ベッドに突っ伏すようにして寝ていた彼女の黒いまつ毛がフルルと揺れる。
ああ、きれいだ。
アンガスは包まれている手を動かそうとして全く力が入らないことに舌打ちしたくなる。
抱きしめたいのに。その頬にそっと触れて口づけしたいのに。身体が全く動かない。
アンガスが動いたことに気が付いた彼女の目がゆっくりと開かれ、黒曜石のような瞳がアンガスをとらえた。
「・・!カイくん!」
ああ、花花だ。

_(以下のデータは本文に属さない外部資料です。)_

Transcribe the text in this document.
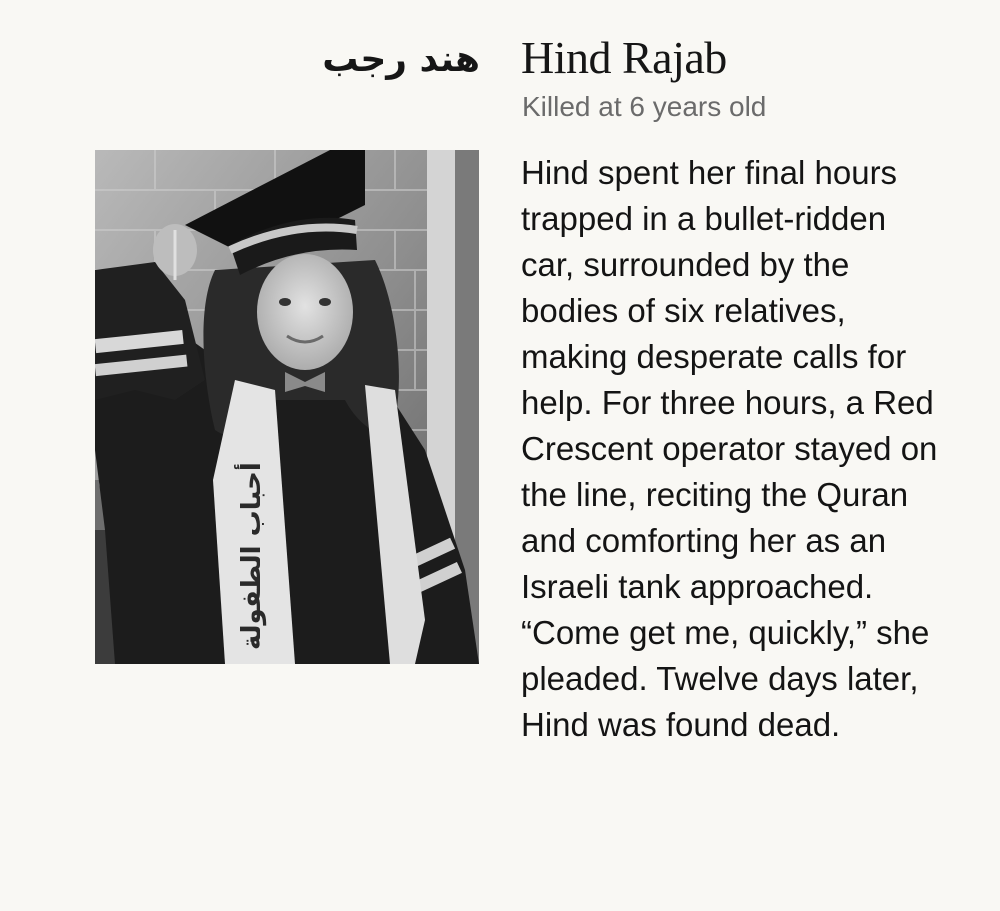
هند رجب Hind Rajab
Killed at 6 years old
أحباب الطفولة

Hind spent her final hours trapped in a bullet-ridden car, surrounded by the bodies of six relatives, making desperate calls for help. For three hours, a Red Crescent operator stayed on the line, reciting the Quran and comforting her as an Israeli tank approached. “Come get me, quickly,” she pleaded. Twelve days later, Hind was found dead.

おれの、花花だ。
「花花」
声は掠れていた。
花花が枕元の水差しから水を飲ませてくれる。
「花花」
再びその名前を呼べる事がどんなに嬉しいか。
「カイくん、泣かないで」
泣き顔の花花もまた言葉にならない思いを、彼の手を握る手に込めるように強く握る。
「泣くよ。これ以上、幸せなことなんてない」
ズッと鼻水を啜ると、ハンカチを鼻に当てられる。
「もう、格好悪いなあ」
泣き笑いの花花がアンガスの額にその額を当てる。
「カイくん・・。生きていてくれてありがとう。ねえ、カイくん、私、あなたと」
「花花、今の名前は?」
その先は自分で言いたくて、アンガスは花花の言葉を遮った。
「・・今は紅花っていうの・・でも、この名前ももうすぐ捨てる予定よ」
「そっか。なあ、紅花。会った瞬間に泣いていて、鼻水を拭いてもらうような格好悪いおれなんだけど、ずっとおれと一緒にいてくれる?」
力の入りづらい腕をようやく動かす。脇腹に引き連れたような痛みが走る。
「これ以上の幸せを俺と育んでください」
「・・ハイ・・!」
彼女の頭をようやく動いた腕で引き寄せて、生きている生を超えて乞い求めていた花花の唇を味わった。